Transit advocates, planners, local stakeholders and residents say the current design is too focused around the concerns of drivers and puts pedestrian safety at risk.
“It’s a real missed opportunity for the city because the road is so wide that it’s going to effectively feel like a highway by another name,” said Bryan Boyer, a resident of nearby Lafayette Park and professor at the University of Michigan’s Taubman College of Architecture and Urban Planning. “Instead of reconnecting communities, it is going to make a bigger gulf between downtown and the eastside. Instead of being safer for people who are walking or biking, particularly in the east-west direction, it’s going to be more dangerous.”
The redesign, called the I-375 Reconnecting Communities Project, is happening during a larger movement across the country to undo damage caused by freeway construction in the 1950s and 1960s to Black and brown neighborhoods.
The I-375 Reconnecting Communities Project basically put in some traffic lights and crosswalks and added a grassy median across the same amount of lanes as the freeway and called it a day.
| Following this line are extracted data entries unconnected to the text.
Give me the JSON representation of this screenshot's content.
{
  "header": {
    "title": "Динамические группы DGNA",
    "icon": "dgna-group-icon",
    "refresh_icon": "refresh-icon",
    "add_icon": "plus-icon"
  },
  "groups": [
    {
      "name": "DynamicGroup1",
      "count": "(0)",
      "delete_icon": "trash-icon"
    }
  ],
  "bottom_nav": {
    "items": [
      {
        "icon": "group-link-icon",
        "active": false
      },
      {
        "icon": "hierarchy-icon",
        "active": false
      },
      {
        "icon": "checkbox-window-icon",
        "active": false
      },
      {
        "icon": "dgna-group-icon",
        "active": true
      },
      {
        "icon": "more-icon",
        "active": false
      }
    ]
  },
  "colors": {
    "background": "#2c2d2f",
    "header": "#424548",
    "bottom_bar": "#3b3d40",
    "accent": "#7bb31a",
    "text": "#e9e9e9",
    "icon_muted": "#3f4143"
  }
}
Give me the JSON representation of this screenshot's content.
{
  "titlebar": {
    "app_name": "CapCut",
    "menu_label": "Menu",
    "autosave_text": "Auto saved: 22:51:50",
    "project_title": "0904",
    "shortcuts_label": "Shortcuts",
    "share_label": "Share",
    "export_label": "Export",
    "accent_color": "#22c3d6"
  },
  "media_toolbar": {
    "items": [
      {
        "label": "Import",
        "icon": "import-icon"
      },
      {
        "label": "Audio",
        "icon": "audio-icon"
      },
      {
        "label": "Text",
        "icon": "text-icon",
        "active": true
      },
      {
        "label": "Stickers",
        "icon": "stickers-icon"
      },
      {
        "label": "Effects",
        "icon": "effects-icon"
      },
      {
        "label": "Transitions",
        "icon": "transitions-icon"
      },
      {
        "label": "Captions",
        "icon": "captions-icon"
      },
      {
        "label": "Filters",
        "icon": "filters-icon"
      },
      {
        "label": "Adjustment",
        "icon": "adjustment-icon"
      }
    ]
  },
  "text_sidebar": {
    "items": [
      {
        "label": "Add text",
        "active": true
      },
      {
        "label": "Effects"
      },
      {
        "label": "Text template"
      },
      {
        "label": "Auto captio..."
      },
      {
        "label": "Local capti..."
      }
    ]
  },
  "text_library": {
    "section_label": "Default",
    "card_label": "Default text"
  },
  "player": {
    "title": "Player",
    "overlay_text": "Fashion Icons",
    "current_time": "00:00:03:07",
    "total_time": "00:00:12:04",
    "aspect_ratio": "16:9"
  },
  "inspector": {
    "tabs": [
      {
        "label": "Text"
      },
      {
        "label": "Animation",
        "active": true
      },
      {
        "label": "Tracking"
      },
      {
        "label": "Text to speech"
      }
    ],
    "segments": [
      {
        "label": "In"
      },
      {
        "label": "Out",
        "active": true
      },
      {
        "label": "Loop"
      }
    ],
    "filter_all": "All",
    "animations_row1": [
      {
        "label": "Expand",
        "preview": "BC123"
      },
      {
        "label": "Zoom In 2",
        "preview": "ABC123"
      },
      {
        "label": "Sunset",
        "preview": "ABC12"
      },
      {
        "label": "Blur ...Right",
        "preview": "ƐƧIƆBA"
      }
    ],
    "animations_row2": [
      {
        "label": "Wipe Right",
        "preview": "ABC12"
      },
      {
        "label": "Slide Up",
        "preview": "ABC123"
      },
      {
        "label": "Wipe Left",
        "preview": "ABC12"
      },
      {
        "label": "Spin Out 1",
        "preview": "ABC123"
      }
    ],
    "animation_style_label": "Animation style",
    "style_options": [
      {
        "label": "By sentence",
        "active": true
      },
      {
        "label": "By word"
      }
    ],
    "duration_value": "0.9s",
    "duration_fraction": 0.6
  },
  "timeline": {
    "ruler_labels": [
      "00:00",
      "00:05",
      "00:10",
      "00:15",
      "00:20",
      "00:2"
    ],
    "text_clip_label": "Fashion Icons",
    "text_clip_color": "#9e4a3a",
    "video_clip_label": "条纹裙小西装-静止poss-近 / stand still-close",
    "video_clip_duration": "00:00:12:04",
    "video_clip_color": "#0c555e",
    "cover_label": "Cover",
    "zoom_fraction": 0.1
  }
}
Oh, and some benches, cause who wouldn’t want to linger in front of seven to nine lanes of busy traffic in a state without any car inspection laws?
Decades after the destruction of the once-thriving Black neighborhoods of Paradise Valley and Black Bottom, there isn’t much of a neighborhood left in this area for the I-375 Reconnecting Communities Project to really reconnect. Now, on one side of the freeway is a multi-lane service drive and the parking garage for the Greektown casino and, on the other, a service drive running along mostly apartment buildings designed to negate the sounds of the busy freeway. In short, it’s just not a friendly stretch of street anymore, and there’s no getting back what was destroyed.
Not that this new Stroad will be all that different from the other main drags in Detroit, such as Jefferson Avenue or Woodward, both of which run multiple lanes in either direction. In fact, it’s quite keeping in the city’s 115-year history of putting cars ahead of people.
Tearing down freeways has become a popular movement in cities around the world and here in America. While incredibly useful for cross-country travel, many cities used federal money meant for interstate development to plow through Black neighborhoods in cities. And there are a ton of benefits in removing freeways, from opening up more living space to reducing both noise and air pollution.
Cities across the country have reclaimed their cities from freeways, including Chattanooga, Tennessee, which removed a riverfront from a four-lane highway. The area is now one of the most heavily invested-in parts of the city, according to Public Square from the Christopher Newport University.